Understanding the rate of change is crucial when solving optimization problems like Mido's travel scenario. The rate of change essentially measures how a quantity changes relative to another. In this case, we're looking at how Mido's travel time changes as he chooses different points along the shoreline to dock.
When we calculate time based on distance and speed, we're inherently dealing with rate of change. The rowing and walking rates translate directly into time through the equation \( \text{time} = \frac{\text{distance}}{\text{speed}} \). This is what allows us to formulate the total travel time equation \( T(x) \).
By analyzing how quickly the total time \( T(x) \) decreases or increases as Mido changes his path, we identify the most efficient route. This concept of rate of change, when linked with derivative concepts, guides us to find that specific point to minimize travel time.

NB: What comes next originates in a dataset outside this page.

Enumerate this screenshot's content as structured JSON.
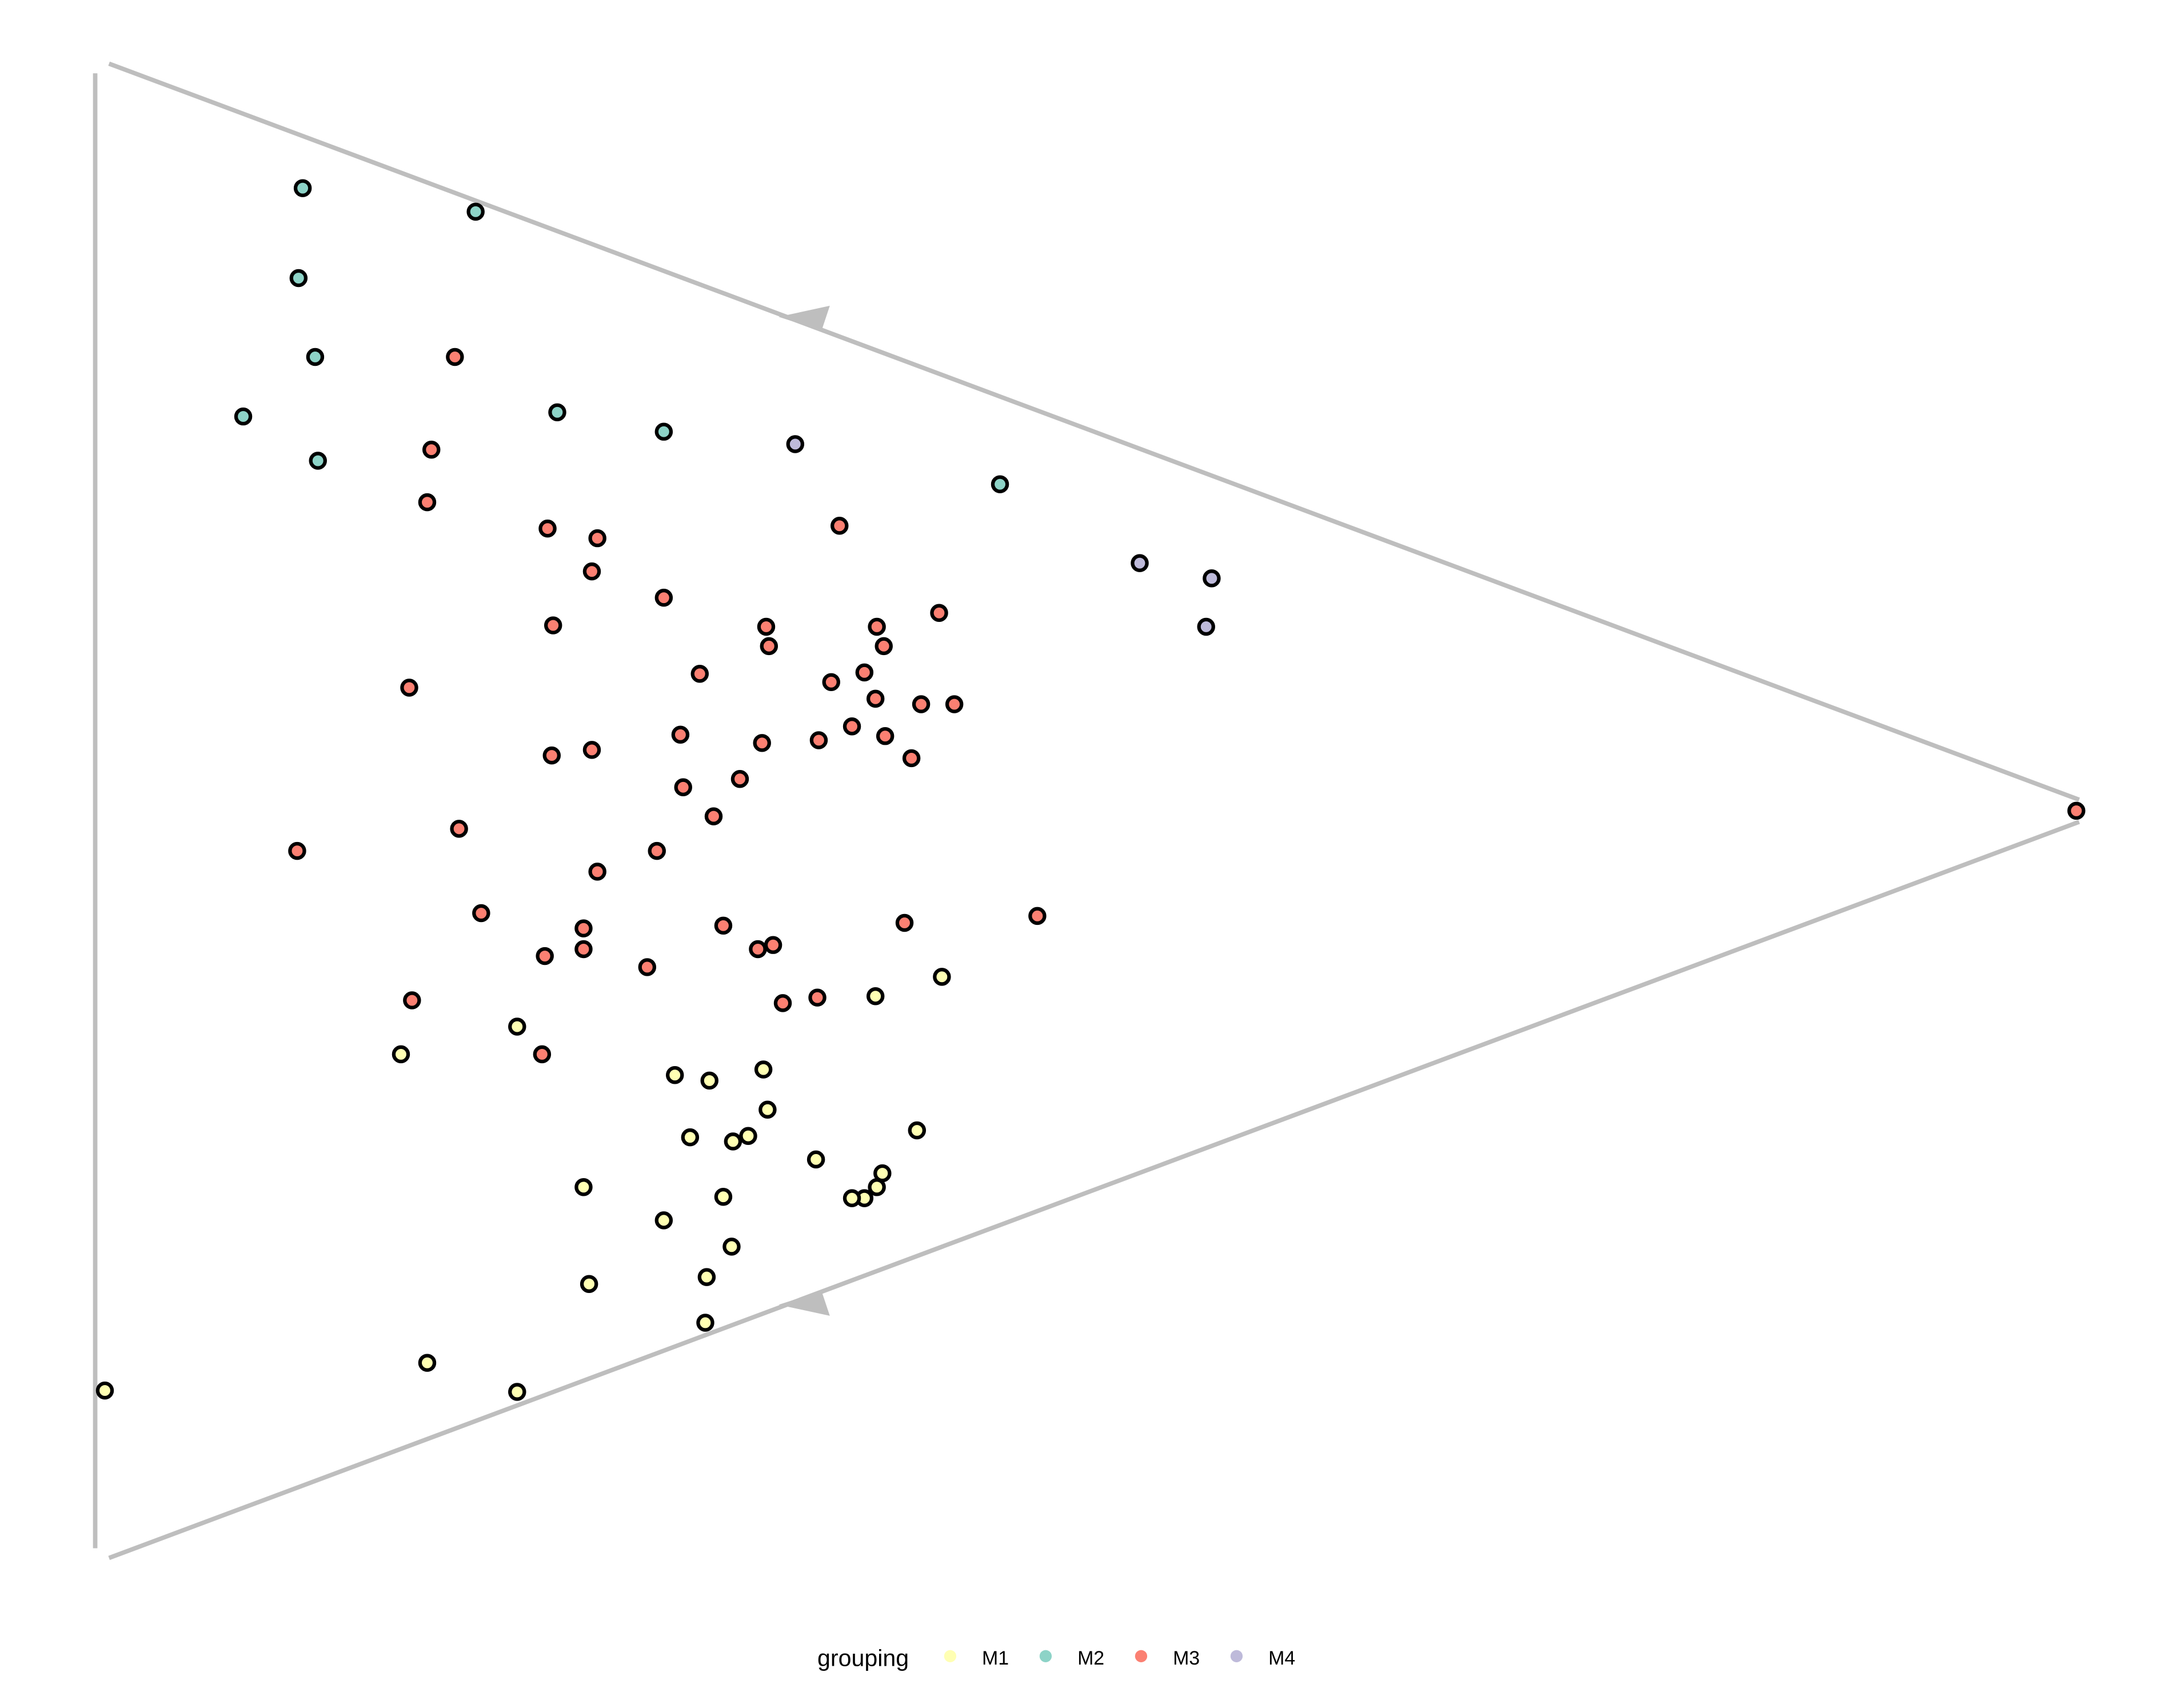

The derivative is a fundamental concept in calculus, helping us understand the rate at which something changes. In Mido's case, we need to find the minimum travel time, and derivatives are incredibly useful for this purpose.
By taking the derivative of the total travel time function \( T(x) \), we acquire \( T'(x) \). This derivative tells us how the total time changes with respect to the distance \( x \) that Mido rows parallel to the shore. The expression \( T'(x) = \frac{x}{4\sqrt{9+x^2}} - \frac{1}{5} \) illuminates the exact trade-off between rowing and walking time.
Finding when \( T'(x) = 0 \) helps us spot the critical points where this change in time either levels off to a minimum or other stationary points. At such a critical point, it is likely that we have found the optimal solution to Mido's travel problem.

In optimization problems, critical points are where you potentially find your extremities - maximums, minimums, or saddle points. To minimize Mido's travel time, we must focus on these critical points.
A critical point is found when the derivative of a function equals zero or is undefined. For Mido's time function \( T(x) \), solving \( \frac{x}{4\sqrt{9+x^2}} = \frac{1}{5} \) leads us to a critical point. Through solving this equation, we derive \( x = 4 \), indicating where his rowing distance best balances the rowing and walking times.
Verifying a critical point with the second derivative confirms the nature of our initial finding. In this exercise, the positive second derivative indicates a local minimum, validating this critical point \( x = 4 \) as yielding the least travel time.

Calculus provides us with the tools to solve complex optimization problems like finding Mido's fastest route. It extends beyond simple arithmetic, delving into changes and rates of change, allowing us to model real-world scenarios intricately.
The application of calculus in this exercise involves determining the time function \( T(x) \) through distances defined by \( \sqrt{9 + x^2} \) and other calculations. With calculus, we're not just finding answers but understanding how these calculations dynamically adjust with changes in inputs, such as distance.
Derivatives, as a part of calculus, help us isolate and evaluate critical points, ensuring that the solutions we find are optimized. In Mido's case, calculus equips us to calculate the total travel time realistically and efficiently, aiding him in minimizing his journey to Maggie Point and demonstrating the practical utility of mathematical insights.